The documentation said that I could add add apps to [ood-home/ondemand/dev](ood-home/ondemand/dev)
and they would be available at `https:///pun/dev/`. I tried
this, and it didn't work. Notably, the user in the browser is ood, and
so logically ood's home should work. Instead, I created an "apps" folder
and then cloned the Rstudio app there. It's bound to the container
via a volume in the docker-compose.yml:

```
- ./apps/RStudio:/var/www/ood/apps/sys/RStudio
```

And this is what you should do for any general app you want to use,
test, or develop. Binding as a subfolder within the `/var/www/ood/apps/sys` folder
means that it will show up in the interface:

![img/rstudio.png](img/rstudio.png)

I also added the commands to install dependencies in the [Dockerfile.node](Dockerfile.node)

**IMPORTANT** In order to run the Singularity container with rstudio,
the node (`c[1-2]`) containers are run in privileged mode. If you don't want to
use Singularity (and aren't comfortable with this) then remove the `privileged: true`
lines from the docker-compose.yml, and remove the RStudio folder from apps.
If you do want to use Singularity and RStudio, you can launch an Interactive
App to get the interface:

![img/rstudio-running.png](img/rstudio-running.png)

```bash
# Install for Rstudio App
COPY apps/RStudio/install-compute-dependencies.sh /install-rstudio.sh
RUN /bin/bash /install-rstudio.sh
```

I won't go into detail about how an app is structured, but most
of it is fairly intuitive if you look in the folder.
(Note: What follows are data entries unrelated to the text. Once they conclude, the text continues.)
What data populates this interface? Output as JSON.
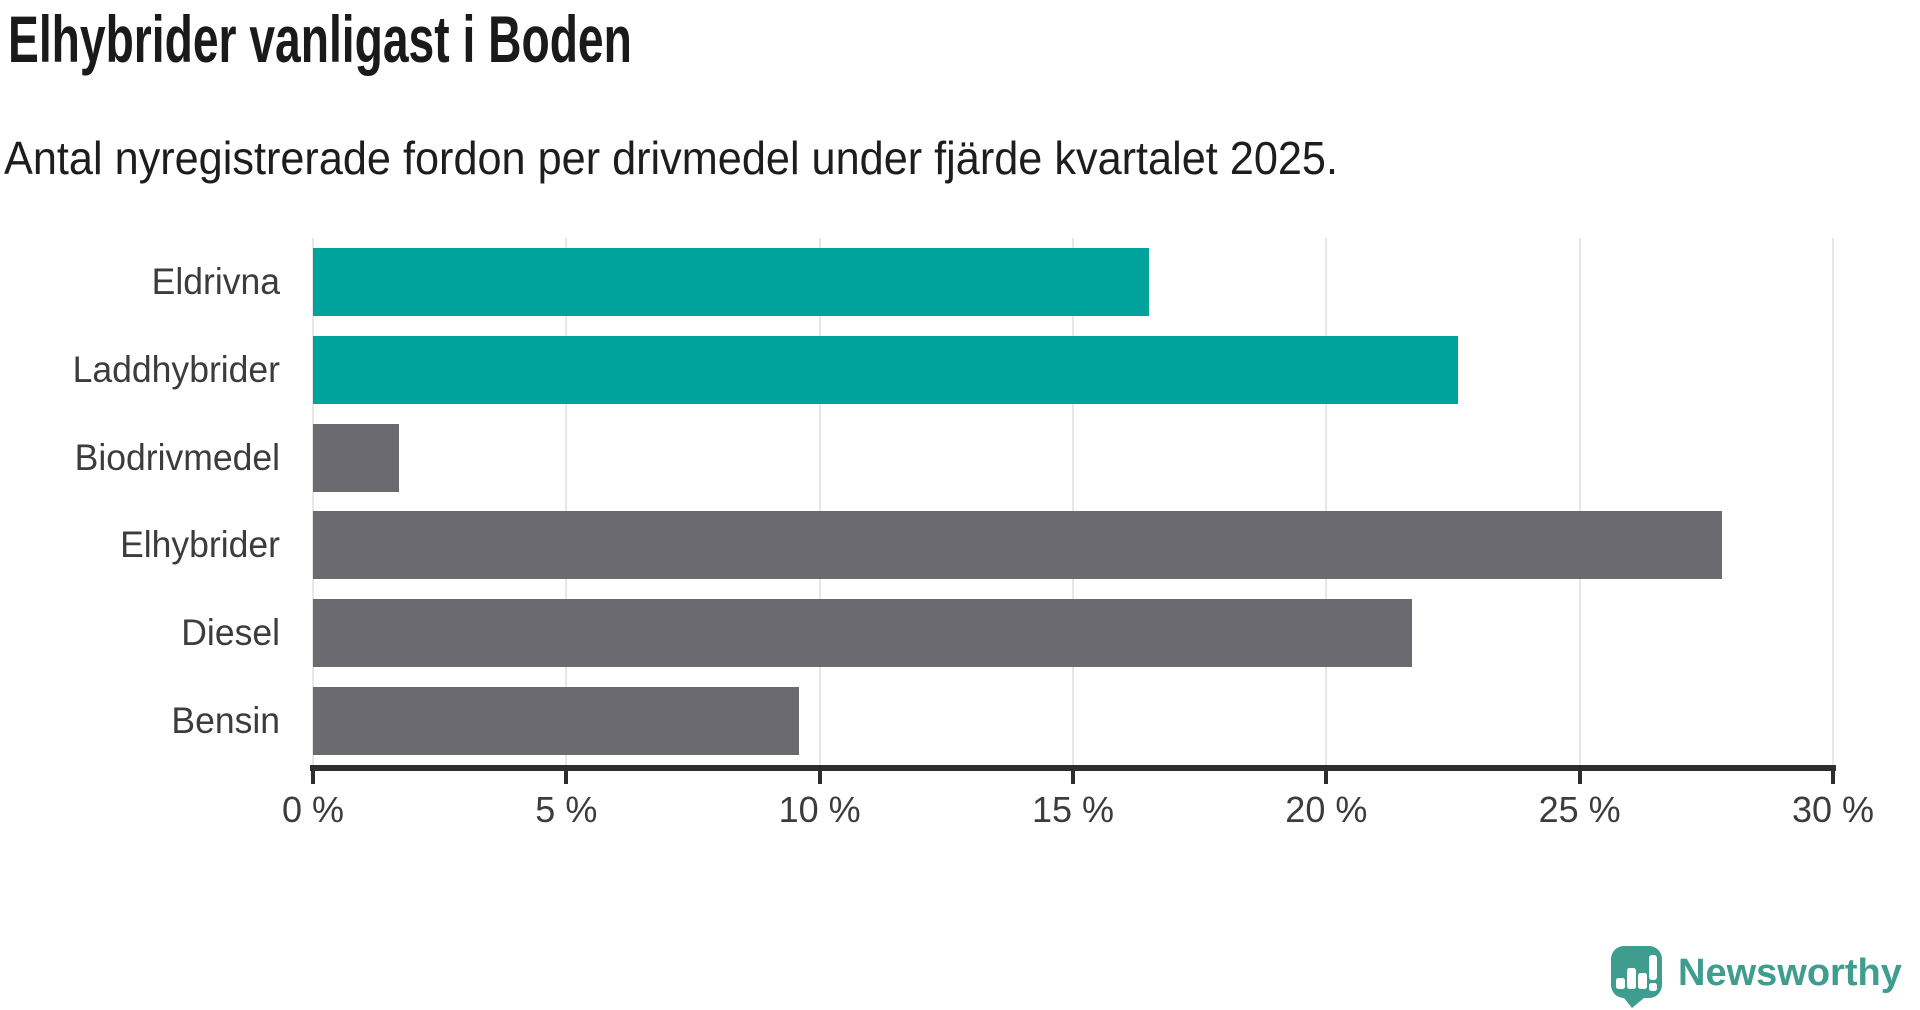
{
  "chart_data": {
    "type": "bar",
    "orientation": "horizontal",
    "title": "Elhybrider vanligast i Boden",
    "subtitle": "Antal nyregistrerade fordon per drivmedel under fjärde kvartalet 2025.",
    "categories": [
      "Eldrivna",
      "Laddhybrider",
      "Biodrivmedel",
      "Elhybrider",
      "Diesel",
      "Bensin"
    ],
    "values": [
      16.5,
      22.6,
      1.7,
      27.8,
      21.7,
      9.6
    ],
    "unit": "%",
    "bar_colors": [
      "#00a39b",
      "#00a39b",
      "#6c6a71",
      "#6c6a71",
      "#6c6a71",
      "#6c6a71"
    ],
    "highlight_color": "#00a39b",
    "default_color": "#6c6a71",
    "xlim": [
      0,
      30
    ],
    "x_ticks": [
      0,
      5,
      10,
      15,
      20,
      25,
      30
    ],
    "x_tick_labels": [
      "0 %",
      "5 %",
      "10 %",
      "15 %",
      "20 %",
      "25 %",
      "30 %"
    ],
    "grid": "vertical",
    "gridline_color": "#e7e7e7",
    "axis_color": "#2d2d2d",
    "legend_position": "none"
  },
  "logo": {
    "text": "Newsworthy",
    "color": "#3f9d8f",
    "icon": "speech-bubble-bar-chart-exclamation"
  }
}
Otherwise,
the OSC maintains good documentation for app development.

### Developing your Own Apps

This means that, if you are interested in developing an app, you might:

- start with a template from one of the examples [here](https://osc.github.io/ood-documentation/master/install-ihpc-apps.html)
- ensure that dependencies are added to [Dockerfile.node](Dockerfile.node) for the cluster nodes `c[1-2]` or [Dockerfile](Dockerfile) for the main image.
- remember to do `docker-compose build` and then completely remove old containers (`docker-compose stop` and `docker-compose rm`) and then bring them up again (`docker-compose up -d`).
- Start sessions via the interactive sessions tab in the dashboard, and then debug by looking at output logs in `ood-home/ondemand/data/sys/dashboard/batch_connect/sys//`.

If you have any questions, or fixes to the current setup, please [open an issue](https://www.github.com/vsoch/ood-compose/issues).

## Cleaning Up

If you need to stop and start the cluster, you can do this:

```bash
$ docker-compose stop
$ docker-compose start
```

or restart:

```bash
$ docker-compose restart
```

or bring down:

```bash
$ docker-compose down
```

When you want to delete the containers and really clean up:

```console
$ docker-compose stop
$ docker-compose rm -f
$ docker volume rm slurm-docker-cluster_etc_munge slurm-docker-cluster_etc_slurm slurm-docker-cluster_slurm_jobdir slurm-docker-cluster_var_lib_mysql slurm-docker-cluster_var_log_slurm
```

And then open to that address to log in with `ood` and `ood` to see the interface.
I need to update the hostname for the container so you don't need to do this.